Acid Rain: Concurrency-Related Attacks in Database-Backed Web Applications
Motivation:
- 12 popular self-hosted e-commerce applications (deployed over 2M websites, representing over 50% of all e-commerce websites)
- 22 critical ACIDRain attacks identified and verified
- Flexcoin -> Bankrupted
Problem Definition:
An application is vulnerable if:
- Anomalies Possible: Under concurrent API access, the application may exhibit behaviors (i.e., anomalies) that could not have arisen under serial execution.
- Sensitive Invariants: The anomalies arising from concurrent access lead to violations of application invariants.
Solution:
- Execute API calls against a live application and database to generate a (possibly sequential) trace of database activity.

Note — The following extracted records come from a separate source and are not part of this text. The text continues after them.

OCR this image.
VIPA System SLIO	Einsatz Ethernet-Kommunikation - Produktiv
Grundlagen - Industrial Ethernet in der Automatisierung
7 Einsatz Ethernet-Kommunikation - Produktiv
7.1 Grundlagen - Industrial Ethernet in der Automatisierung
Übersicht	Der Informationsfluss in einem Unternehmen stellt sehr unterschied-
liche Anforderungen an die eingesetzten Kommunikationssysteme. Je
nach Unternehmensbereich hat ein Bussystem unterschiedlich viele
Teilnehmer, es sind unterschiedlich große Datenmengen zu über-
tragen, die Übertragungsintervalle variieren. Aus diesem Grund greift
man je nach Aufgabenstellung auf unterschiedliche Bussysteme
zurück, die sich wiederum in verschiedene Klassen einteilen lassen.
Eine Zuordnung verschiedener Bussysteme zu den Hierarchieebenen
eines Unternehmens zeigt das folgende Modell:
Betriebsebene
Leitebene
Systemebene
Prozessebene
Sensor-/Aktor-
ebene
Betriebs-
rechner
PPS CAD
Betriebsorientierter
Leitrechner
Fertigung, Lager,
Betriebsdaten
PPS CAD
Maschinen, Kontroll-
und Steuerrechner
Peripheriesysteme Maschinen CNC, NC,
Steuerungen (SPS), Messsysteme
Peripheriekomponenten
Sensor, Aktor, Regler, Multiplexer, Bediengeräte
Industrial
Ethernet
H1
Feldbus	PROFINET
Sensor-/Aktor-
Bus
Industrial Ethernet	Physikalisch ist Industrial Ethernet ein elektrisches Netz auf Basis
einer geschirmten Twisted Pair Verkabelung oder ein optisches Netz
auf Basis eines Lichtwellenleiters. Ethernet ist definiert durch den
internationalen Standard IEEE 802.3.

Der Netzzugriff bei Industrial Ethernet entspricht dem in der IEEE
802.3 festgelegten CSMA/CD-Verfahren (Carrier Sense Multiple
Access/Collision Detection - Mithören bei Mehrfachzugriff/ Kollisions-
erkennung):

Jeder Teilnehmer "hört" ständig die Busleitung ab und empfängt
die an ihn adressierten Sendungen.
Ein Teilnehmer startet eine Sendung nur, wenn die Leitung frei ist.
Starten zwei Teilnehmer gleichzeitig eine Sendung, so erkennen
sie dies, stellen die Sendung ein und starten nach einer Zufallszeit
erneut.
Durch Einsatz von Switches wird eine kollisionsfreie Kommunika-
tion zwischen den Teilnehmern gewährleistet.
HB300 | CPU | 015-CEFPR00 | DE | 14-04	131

- Analyze the trace for potential anomalies that could arise under concurrent execution.
Prevention:
- Select for update
- User-level concurrency control:
- Prevent concurrent calls in the same session
- Single read of data
- Multiple validations
They opened issues on Github:
- 18 different vulnerabilities reported
- 7 of them are confirmed
- One of them has feedback: "use your brain! it's not hard to come up with a solution that does not involve coding."
Democratizing Data Science through Interactive Curation of ML Pipelines
Introduction to Alpine Meadow:
A new automated machine learning tool, Alpine Meadow, is developed:
- The tool is interactive, claimed to be an important aspect for fast operation.

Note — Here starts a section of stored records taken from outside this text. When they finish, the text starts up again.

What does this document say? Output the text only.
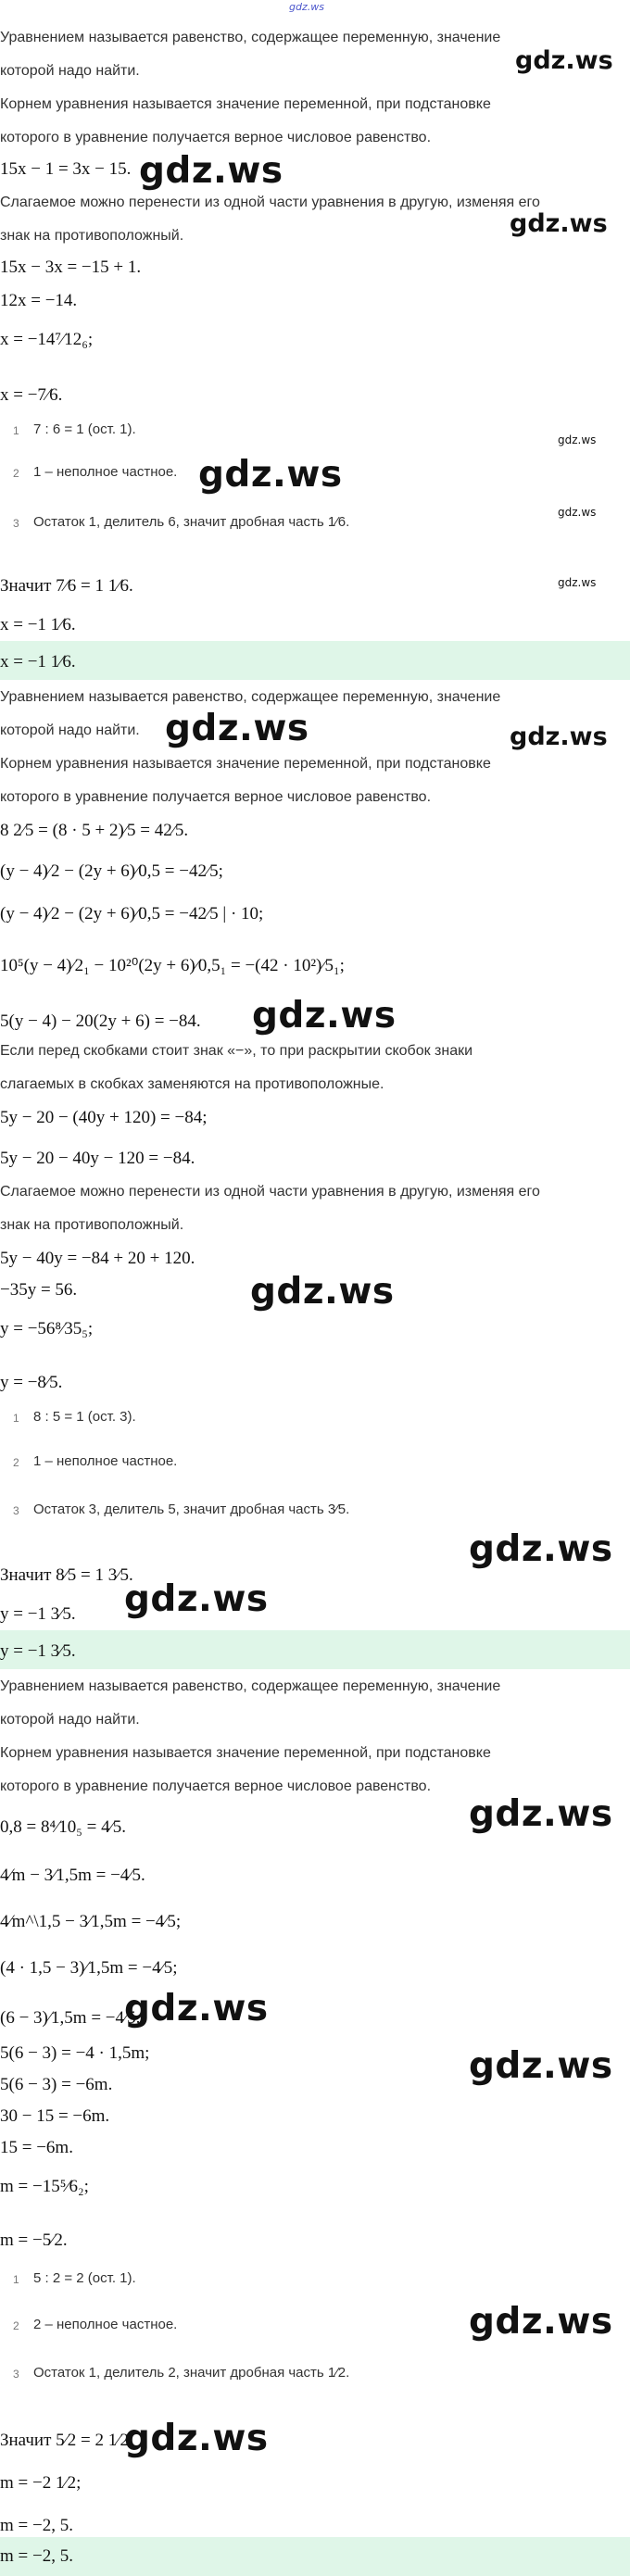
gdz.ws
Уравнением называется равенство, содержащее переменную, значение
которой надо найти.
Корнем уравнения называется значение переменной, при подстановке
которого в уравнение получается верное числовое равенство.
15x − 1 = 3x − 15.
Слагаемое можно перенести из одной части уравнения в другую, изменяя его
знак на противоположный.
15x − 3x = −15 + 1.
12x = −14.
x = −14⁷⁄12₆;
x = −7⁄6.
1 7 : 6 = 1 (ост. 1).
2 1 – неполное частное.
3 Остаток 1, делитель 6, значит дробная часть 1⁄6.
Значит 7⁄6 = 1 1⁄6.
x = −1 1⁄6.
x = −1 1⁄6.
gdz.ws
gdz.ws
gdz.ws
gdz.ws
gdz.ws
gdz.ws
gdz.ws
Уравнением называется равенство, содержащее переменную, значение
которой надо найти.
Корнем уравнения называется значение переменной, при подстановке
которого в уравнение получается верное числовое равенство.
8 2⁄5 = (8 · 5 + 2)⁄5 = 42⁄5.
(y − 4)⁄2 − (2y + 6)⁄0,5 = −42⁄5;
(y − 4)⁄2 − (2y + 6)⁄0,5 = −42⁄5 | · 10;
10⁵(y − 4)⁄2₁ − 10²⁰(2y + 6)⁄0,5₁ = −(42 · 10²)⁄5₁;
5(y − 4) − 20(2y + 6) = −84.
Если перед скобками стоит знак «−», то при раскрытии скобок знаки
слагаемых в скобках заменяются на противоположные.
5y − 20 − (40y + 120) = −84;
5y − 20 − 40y − 120 = −84.
Слагаемое можно перенести из одной части уравнения в другую, изменяя его
знак на противоположный.
5y − 40y = −84 + 20 + 120.
−35y = 56.
y = −56⁸⁄35₅;
y = −8⁄5.
1 8 : 5 = 1 (ост. 3).
2 1 – неполное частное.
3 Остаток 3, делитель 5, значит дробная часть 3⁄5.
Значит 8⁄5 = 1 3⁄5.
y = −1 3⁄5.
y = −1 3⁄5.
gdz.ws	gdz.ws
gdz.ws
gdz.ws
gdz.ws
gdz.ws
Уравнением называется равенство, содержащее переменную, значение
которой надо найти.
Корнем уравнения называется значение переменной, при подстановке
которого в уравнение получается верное числовое равенство.
0,8 = 8⁴⁄10₅ = 4⁄5.
4⁄m − 3⁄1,5m = −4⁄5.
4⁄m^\1,5 − 3⁄1,5m = −4⁄5;
(4 · 1,5 − 3)⁄1,5m = −4⁄5;
(6 − 3)⁄1,5m = −4⁄5.
5(6 − 3) = −4 · 1,5m;
5(6 − 3) = −6m.
30 − 15 = −6m.
15 = −6m.
m = −15⁵⁄6₂;
m = −5⁄2.
1 5 : 2 = 2 (ост. 1).
2 2 – неполное частное.
3 Остаток 1, делитель 2, значит дробная часть 1⁄2.
Значит 5⁄2 = 2 1⁄2.
m = −2 1⁄2;
m = −2, 5.
m = −2, 5.
gdz.ws
gdz.ws
gdz.ws
gdz.ws
gdz.ws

- The tool selects the best possible setting for a given ML task among the options and constructs a final pipeline in an automated way.
- It is claimed to outperform many of its equivalents in several cases.
AutoML Approach:
AutoML or "Learning to Learn" is an approach in ML systems. The aim is to give the best prediction result in the fastest way, based on automatically selecting the best possible:
- Data processing steps
- Learning algorithm
- Hyperparameters
The Need for Improvements in AutoML:
Current AutoML systems take days or weeks to complete. They usually do not allow user intervention. Providing a quick response is important. If computing powers are at the limit, user interaction might save time.
Contributions of Alpine Meadow:
The tool is interactive, showing the positive aspects of interactions. Pipeline selection provides new insights for AutoML approaches.
System Overview:
The approach starts by mimicking a data scientist:
- Optimize and automate all steps as much as possible.
- Build many pipelines; select the most plausible one; show the results of the best one.
- The selection process is analogous to query optimization.
JOSIE: Overlap Set Similarity Search for Finding Joinable Tables in Data Lakes
Introduction:
A solution for finding joinable tables is proposed:
- Given a table and a join column, the system finds all joinable tables with a cheaper method: overlap set similarity search.
Conclusion:
- JOSIE, with its cost function, is adaptive to new data distributions.
- Suitable for large data lakes.
- Outperforms an approximate algorithm.
Future Work:
- Estimation of set intersection size based on token frequencies.
- Using past statistics, automated selection of query columns.
- Fuzzy join.